Installing a local copy of Ensembl
Introduction
Arabidopsis Ensembl is a version of Ensembl built especially for Arabidopsis. It intends to be close to the ordinary Ensembl in capability and data. In the long term, we aim to have all applicable Ensembl features available in our version. So, just like ordinary Ensembl, you need a way to install it locally!
This document is not a full set of instructions in itself. Instead, what we will do is use the standard Ensembl install procedure document, and say what you need to do differently to get an Arabidopsis Ensembl, rather than one of the Ensembl databases developed at Hinxton.
Unfortunately, Arabidopsis Ensembl is not very sociable at the moment. The current version (at the time of writing) is based on version 23 of the Hinxton Ensembl. It should be possible in principle to get a server to run multiple species (e.g. Human, Rat and Arabidopsis), but we haven't tried this. Unfortunately our Ensembl has many code tweaks, some which would break the Human/Mouse/Rat/etc. databases. We are working to reduce these (apart from anything else, it makes our life easier when we upgrade). We think the best bet if you want to run Arabidopsis and anything else is to run two copies of Apache and Ensembl on different ports. Sorry.
Getting started
Start by downloading the "Ensembl xx.x Website Installation Instructions" from the Ensembl server (follow the link from Documentation from the Ensembl homepage). The rest of this document uses that document as a base. We will refer to this document as "the Ensembl document" throughout. You should start by reviewing "What you need" in the Ensembl document. Thanks to Arabidopsis' small genome size, you will only need around 5Gb disk space maximum, rather than the 96Gb asked for in the document. We run Redhat / Fedora Linux at NASC, and we will scatter some hints for this OS throughout this document.

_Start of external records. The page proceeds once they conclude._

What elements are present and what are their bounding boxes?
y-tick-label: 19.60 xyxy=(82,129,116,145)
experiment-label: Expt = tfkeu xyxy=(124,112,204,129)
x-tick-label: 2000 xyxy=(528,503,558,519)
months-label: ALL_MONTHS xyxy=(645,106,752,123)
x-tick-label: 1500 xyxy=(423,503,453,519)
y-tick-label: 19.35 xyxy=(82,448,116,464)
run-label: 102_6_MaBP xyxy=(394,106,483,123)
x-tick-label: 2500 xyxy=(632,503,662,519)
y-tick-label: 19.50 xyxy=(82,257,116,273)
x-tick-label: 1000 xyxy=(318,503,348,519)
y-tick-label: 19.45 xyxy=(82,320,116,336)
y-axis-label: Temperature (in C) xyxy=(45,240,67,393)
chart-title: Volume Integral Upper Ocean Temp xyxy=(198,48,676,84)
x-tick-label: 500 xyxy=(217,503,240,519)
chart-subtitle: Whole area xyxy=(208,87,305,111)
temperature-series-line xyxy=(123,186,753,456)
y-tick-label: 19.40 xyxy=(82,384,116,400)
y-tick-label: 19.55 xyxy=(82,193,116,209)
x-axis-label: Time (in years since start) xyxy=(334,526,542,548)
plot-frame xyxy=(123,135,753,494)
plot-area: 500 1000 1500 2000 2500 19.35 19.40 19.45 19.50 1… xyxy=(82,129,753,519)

Don't worry about the rather impressive machine demanded in the opening of the document- if you don't plan to host the website for other users, but just want to play with it yourself, any regular PC should be fine.
Things to install
General Software
If you are running any kind of Linux, you should have access to Perl and MySQL already. We recommend you use the versions that come with your operating system if you can- installing MySQL and Perl is no fun at all. MySQL version 3 or 4 is fine.
You require a version 1 Apache! Install Apache from source exactly as written in the Ensembl document if you have not got it. Modern RedHat and Fedora Linuxes come with Apache 2, and other distributions may do so too. If you have one of these distributions, you might find it helpful to remove all traces of Apache 2 if installing mod_perl does not work.

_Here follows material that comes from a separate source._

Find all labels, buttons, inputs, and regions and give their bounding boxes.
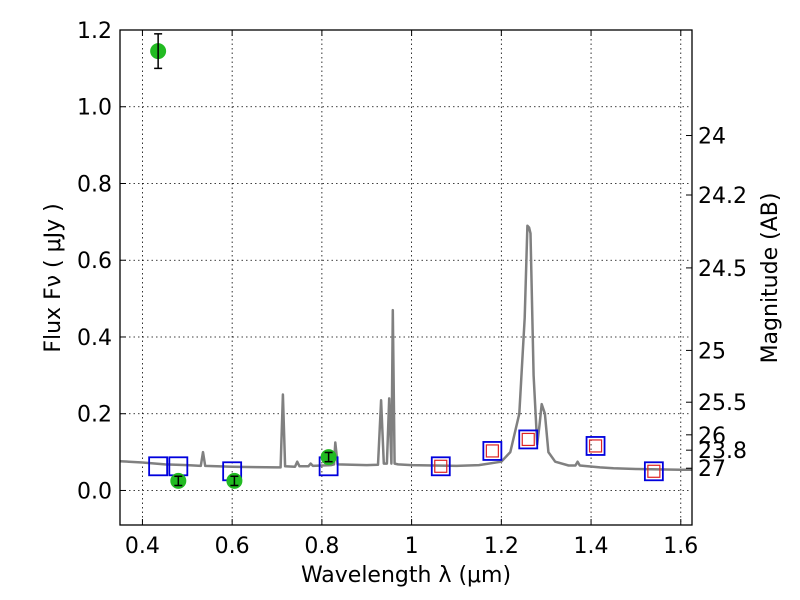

You need to install Perl modules as in the Ensembl document. General advice:
- It is best if you can use the versions of these modules that came with your distribution - especially DBI and DBD::Mysql, rather than installing from CPAN.
- Some distributions require a newer libgd C library from www.boutell.com, before installing the GD perl module.

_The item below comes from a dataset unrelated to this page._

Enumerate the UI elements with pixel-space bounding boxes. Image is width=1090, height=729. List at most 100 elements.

perl -CPAN -e shell;; is your friend if you want to install lots of perl modules in a hurry- doperldoc CPANto find out more.- You do not need Dotter for Arabidopsis Ensembl. You do not need CVS to install Arabidopsis Ensembl (apart from BioPerl).
Ensembl build/install
The principles behind installing Arabidopsis Ensembl are the same as those listed in the "Ensembl Build/Install" section of the Ensembl document. The actual technique however is somewhat different.
Databases
All data is available from ftp://ftp.arabidopsis.info/pub/ensembl/databases/ . These are in the same format as the Ensembl packages. You will need all of the files labelled with the version you are intending to use- e.g. all the files with 23_1 in them. Choose the latest version, unless you have a good reason not to.
There is no mart view for Arabidopsis Ensembl yet. There is no multi-species data for Arabidopsis Ensembl yet.
Software
Unlike Ensembl, we supply our software as a big tarball. Get the software from ftp://ftp.arabidopsis.info/pub/ensembl/code/ . Once downloaded, you can untar it wherever you like. The Ensembl document refers to your server root. Your server root will be where you untarred our tarball. We use /usr/local/ensembl, as in the Ensembl document.
Configuration
Configuration is exactly as in the Ensembl document. The only difference is that you can't add or remove species- you are stuck with the ones we have given you.
Running
Starting and stopping is just as described in the Ensembl document. We supply a start and stop script for you to copy.